Die Fahrgäste im Interregio Basel-Zürich staunten heute Morgen nicht schlecht. Als SBB-Angestellte verkleidete umverkehR-AktivistInnen haben in einem Viererabteil eine Parkuhr aufgestellt und am Fenster einen Hinweis «Sitzplätze sind ab Dezember 2010 zahlungspflichtig» angebracht. umverkehR fordert mit der nicht ganz ernst gemeinten Aktion, dass die SBB anstelle von Tariferhöhungen Parkuhren in den Zugabteilen aufstellt und man für einen Sitzplatz pro halbe Stunde 1.- Franken bezahlt. «Diese Massnahme dürfte auch Autofahrer und Autofahrerinnen zum Umsteigen ermuntern, da sie mit der Parkuhr bereits

bestens vertraut sind» kommentiert Co-Präsident Christian Harb von umverkehR die Vorteile der neuen Einnahmequelle.
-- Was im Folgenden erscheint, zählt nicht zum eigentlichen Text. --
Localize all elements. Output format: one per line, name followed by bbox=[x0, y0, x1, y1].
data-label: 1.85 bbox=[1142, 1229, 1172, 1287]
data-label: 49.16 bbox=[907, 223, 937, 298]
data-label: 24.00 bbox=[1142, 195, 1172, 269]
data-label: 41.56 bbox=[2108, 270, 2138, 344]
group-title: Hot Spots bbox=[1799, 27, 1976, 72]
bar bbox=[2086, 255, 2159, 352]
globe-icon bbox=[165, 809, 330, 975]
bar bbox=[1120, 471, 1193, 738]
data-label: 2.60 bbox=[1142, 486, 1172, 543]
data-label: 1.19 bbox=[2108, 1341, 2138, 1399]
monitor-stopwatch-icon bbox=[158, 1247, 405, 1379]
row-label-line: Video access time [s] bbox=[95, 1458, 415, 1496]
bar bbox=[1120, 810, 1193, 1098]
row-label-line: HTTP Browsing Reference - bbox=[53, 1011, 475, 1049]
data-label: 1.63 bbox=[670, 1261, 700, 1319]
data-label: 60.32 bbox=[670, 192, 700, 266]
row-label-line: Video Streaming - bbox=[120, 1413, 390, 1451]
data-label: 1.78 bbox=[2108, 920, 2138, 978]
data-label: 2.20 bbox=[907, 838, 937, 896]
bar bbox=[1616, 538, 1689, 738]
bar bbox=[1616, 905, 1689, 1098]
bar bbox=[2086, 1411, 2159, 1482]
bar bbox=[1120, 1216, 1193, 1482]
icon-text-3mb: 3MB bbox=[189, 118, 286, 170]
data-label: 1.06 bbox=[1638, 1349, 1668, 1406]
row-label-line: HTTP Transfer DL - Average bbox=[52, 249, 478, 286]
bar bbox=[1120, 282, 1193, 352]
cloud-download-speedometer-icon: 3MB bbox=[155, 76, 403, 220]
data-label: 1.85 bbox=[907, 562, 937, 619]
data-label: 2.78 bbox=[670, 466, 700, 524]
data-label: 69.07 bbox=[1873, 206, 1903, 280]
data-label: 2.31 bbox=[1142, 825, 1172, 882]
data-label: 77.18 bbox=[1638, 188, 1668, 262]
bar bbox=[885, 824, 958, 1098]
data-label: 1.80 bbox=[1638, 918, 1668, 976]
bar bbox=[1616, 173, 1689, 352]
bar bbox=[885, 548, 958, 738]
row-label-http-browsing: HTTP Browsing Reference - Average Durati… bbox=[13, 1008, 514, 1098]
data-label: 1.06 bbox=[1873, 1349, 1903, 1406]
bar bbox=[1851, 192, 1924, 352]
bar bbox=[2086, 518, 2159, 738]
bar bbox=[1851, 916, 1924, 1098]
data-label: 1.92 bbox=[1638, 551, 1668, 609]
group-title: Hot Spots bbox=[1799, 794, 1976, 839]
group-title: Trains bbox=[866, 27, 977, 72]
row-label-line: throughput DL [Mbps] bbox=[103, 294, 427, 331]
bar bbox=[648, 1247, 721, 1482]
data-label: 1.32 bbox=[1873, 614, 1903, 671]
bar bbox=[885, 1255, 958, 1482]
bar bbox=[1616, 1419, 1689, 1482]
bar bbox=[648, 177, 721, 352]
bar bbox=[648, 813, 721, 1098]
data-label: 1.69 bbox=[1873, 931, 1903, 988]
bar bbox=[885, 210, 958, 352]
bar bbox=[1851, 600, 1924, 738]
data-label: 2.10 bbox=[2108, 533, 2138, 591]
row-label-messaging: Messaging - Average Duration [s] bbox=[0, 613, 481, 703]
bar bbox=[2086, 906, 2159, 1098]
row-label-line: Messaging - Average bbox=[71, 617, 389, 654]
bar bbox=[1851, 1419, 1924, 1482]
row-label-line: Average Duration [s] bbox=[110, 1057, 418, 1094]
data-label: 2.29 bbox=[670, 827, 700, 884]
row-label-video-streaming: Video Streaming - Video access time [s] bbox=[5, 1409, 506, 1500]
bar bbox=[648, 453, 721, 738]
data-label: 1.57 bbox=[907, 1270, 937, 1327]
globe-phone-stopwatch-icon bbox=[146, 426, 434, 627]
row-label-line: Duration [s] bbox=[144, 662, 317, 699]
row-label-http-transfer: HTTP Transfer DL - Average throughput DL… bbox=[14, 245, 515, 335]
Hintergrund der Aktion sind die Tariferhöhungen der SBB auf Ende Jahr. Zwischen 2006 und 2010 sind die SBB-Tarife fast doppelt so stark wie die Teuerung gestiegen und deutlich stärker als die Benzinpreise. «umverkehR ist nicht grundsätzlich gegen höhere Tarife für den ÖV», so Christian Harb. «Die ÖV-Tarife dürfen aber in der Zukunft nur dann steigen, wenn auch die Kosten für das Auto erhöht werden – ansonsten kommt es zu einer Wettbewerbsverzerrung auf Kosten der Umwelt» ergänzt Harb. Die wachsenden Infrastrukturausgaben dürfen zudem nicht den Bahngästen überwälzt werden, dazu muss die Politik Lösungen suchen. Ansonsten verliert der öffentliche Verkehr – der heute immer noch günstiger als das Auto ist – an Attraktivität. umverkehR wird Anfang September konkrete Forderungen präsentieren.